6. Elle a, ensuite, constaté que le preneur avait réalisé des aménagements sur certaines des parcelles faisant l'objet du bail pour y réaliser des retenues d'eau et y planter des arbres, mettant en oeuvre des pratiques ayant pour objet la préservation de la ressource en eau, de la biodiversité, de la qualité des sols et de la lutte contre l'érosion.
7. Elle a, enfin, relevé que ces aménagements portaient sur des parcelles déjà classées en zone humide avant les aménagements du preneur, selon la lettre détaillée du 25 juillet 2016 de la direction départementale des territoires du [Localité 9], que les changements mis en oeuvre concernaient des parcelles d'une surface d'environ trois hectares sur les vingt hectares donnés à bail, et que le constat produit ne révélait que des défauts d'entretien mineurs.
8. Elle a souverainement déduit de ces seuls motifs que les bailleurs n'établissaient pas que ces aménagements étaient de nature à compromettre la bonne exploitation du fond et a ainsi légalement justifié sa décision.

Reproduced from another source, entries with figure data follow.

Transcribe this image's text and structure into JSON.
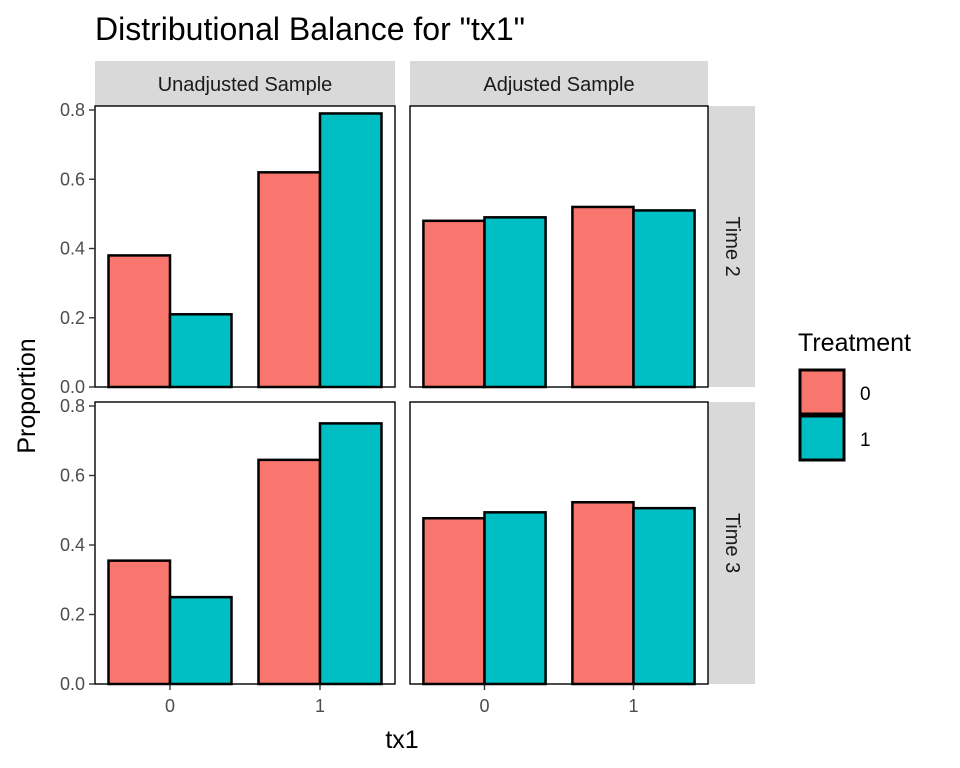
{
  "chart_data": {
    "type": "bar",
    "title": "Distributional Balance for \"tx1\"",
    "xlabel": "tx1",
    "ylabel": "Proportion",
    "ylim": [
      0,
      0.8
    ],
    "yticks": [
      "0.0",
      "0.2",
      "0.4",
      "0.6",
      "0.8"
    ],
    "categories": [
      "0",
      "1"
    ],
    "facet_columns": [
      "Unadjusted Sample",
      "Adjusted Sample"
    ],
    "facet_rows": [
      "Time 2",
      "Time 3"
    ],
    "legend": {
      "title": "Treatment",
      "position": "right",
      "entries": [
        {
          "label": "0",
          "color": "#F8766D"
        },
        {
          "label": "1",
          "color": "#00BFC4"
        }
      ]
    },
    "panels": [
      {
        "column": "Unadjusted Sample",
        "row": "Time 2",
        "series": [
          {
            "name": "0",
            "values": [
              0.38,
              0.62
            ]
          },
          {
            "name": "1",
            "values": [
              0.21,
              0.79
            ]
          }
        ]
      },
      {
        "column": "Adjusted Sample",
        "row": "Time 2",
        "series": [
          {
            "name": "0",
            "values": [
              0.48,
              0.52
            ]
          },
          {
            "name": "1",
            "values": [
              0.49,
              0.51
            ]
          }
        ]
      },
      {
        "column": "Unadjusted Sample",
        "row": "Time 3",
        "series": [
          {
            "name": "0",
            "values": [
              0.355,
              0.645
            ]
          },
          {
            "name": "1",
            "values": [
              0.25,
              0.75
            ]
          }
        ]
      },
      {
        "column": "Adjusted Sample",
        "row": "Time 3",
        "series": [
          {
            "name": "0",
            "values": [
              0.477,
              0.523
            ]
          },
          {
            "name": "1",
            "values": [
              0.494,
              0.506
            ]
          }
        ]
      }
    ],
    "grid": false
  }
}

9. Le moyen n'est donc pas fondé.
PAR CES MOTIFS, la Cour :
REJETTE le pourvoi ;
Condamne M. [N] [U] et Mme [M] [U] épouse [V] aux dépens ;
En application de l'article 700 du code de procédure civile, rejette la demande formée par M. [N] [U] et Mme [M] épouse [V] et les condamne in solidum à payer à M. [H] [K] et l'exploitation agricole à responsabilité limitée de Lajoanne la somme globale de 3 000 euros ;
Ainsi fait et jugé par la Cour de cassation, troisième chambre civile, et prononcé par le président en son audience publique du onze juillet deux mille vingt-quatre.